Cold War collaboration

 The MiG-15 was the first really successful jet fighter, responsible for the shooting-down of more than a thousand United Nations aircraft during the Korean War. Built in huge numbers during the late 1940s and early 1950s, MiG-15s were flown not only by the Soviet Union, but by all its allies (the example pictured above, at the Fleet Air Arm Museum in Yeovilton, is shown in North Korean colours). In the English-speaking world, the word "MiG" became synonymous with "enemy aircraft"... and remained so for the duration of the Cold War.

The success of the MiG-15 was due to the combination of a first-class airframe, designed by the Mikoyan-Gurevich Bureau of Moscow, with a first-class engine, designed by the Rolls-Royce company of Derby, England. "Hold on a second!" you cry -- "The MiG-15 had an engine designed in England? Did those pesky Russians steal a British engine and reverse engineer it in Moscow? Or did some Guardian-reading pinko Oxbridge spy sell them the secret plans?" Well, neither, actually. The British government gave the Soviet Union a copy of a Rolls-Royce Nene turbojet, complete with permission to produce it under licence, as a good-will gesture in 1946.

At that time the Russians were lagging a long way behind the West in jet technology, so the Soviet leader, who was called Stalin, asked the British Prime Minister, who was called Clement Attlee, if they could borrow one of ours. Stalin was just trying it on -- he never seriously expected to be given an engine just like that, but Attlee was so overawed he let him have one anyway. Which probably explains why you've heard of Stalin but you've never heard of Attlee.
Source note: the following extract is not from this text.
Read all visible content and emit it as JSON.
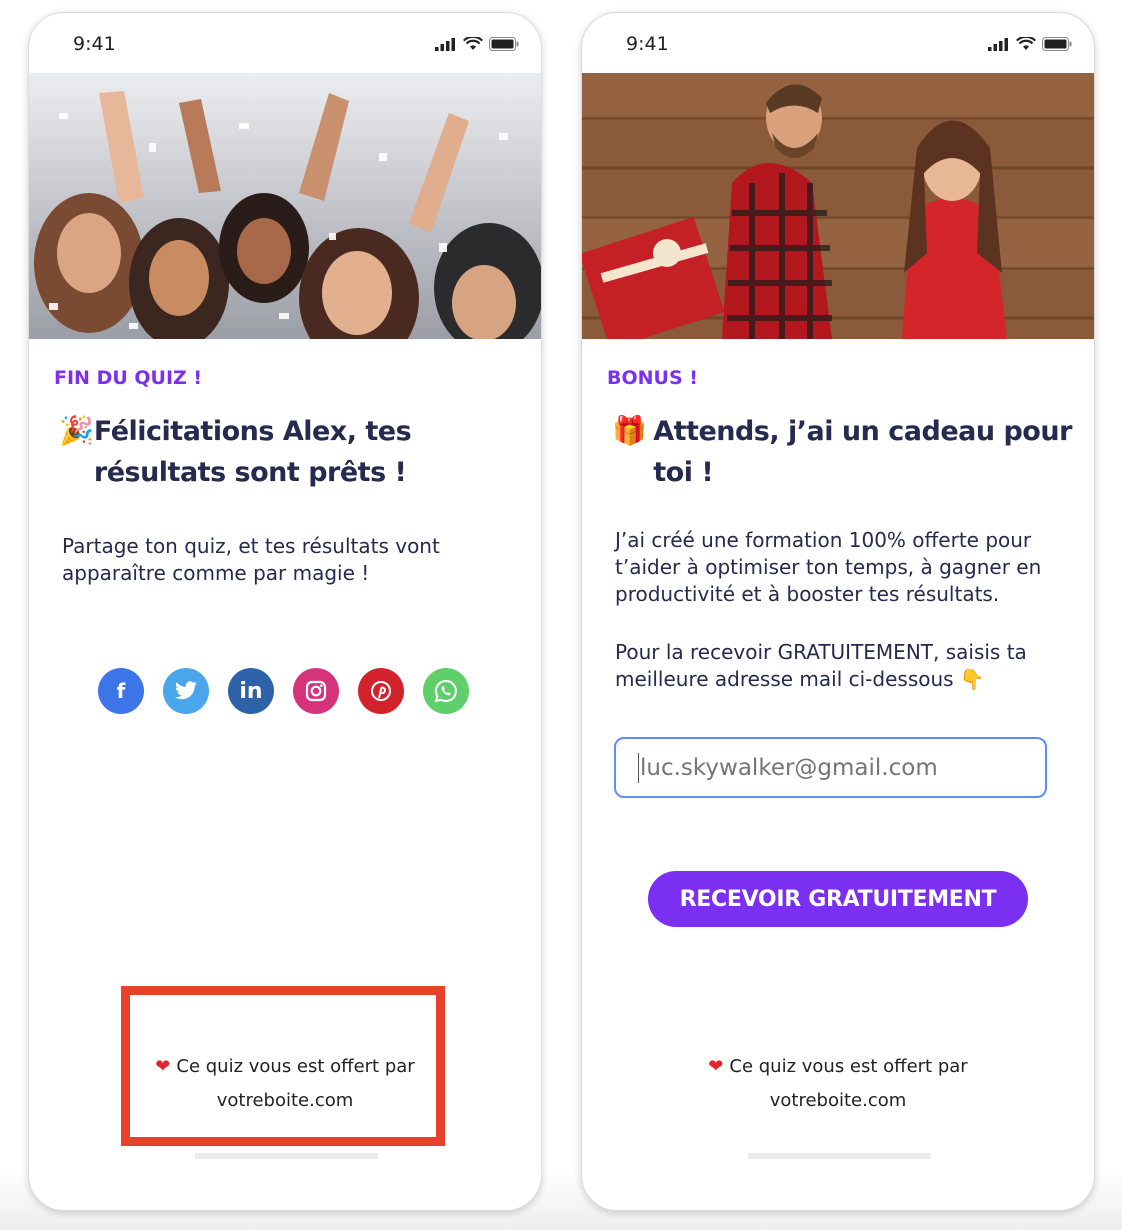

But maybe Attlee wasn't such a fool after all... maybe he knew exactly what he was doing. In 1974, still in the midst of the Cold War, John Brunner wrote a short story called "The Protocols of the Elders of Britain" in which a computer engineer succeeds in decrypting an archive of Top Secret messages sent between the British government and its counterparts all over the world -- not just friendly countries, but so-called "enemies" as well. It turns out they are all conspiring together to make the world a volatile and unstable place... something that Clement Attlee certainly did when he gave Stalin the secrets of the jet engine!

1 comment:

Anonymous said...

Fascinating Andrew. I had no idea! What monumental folly.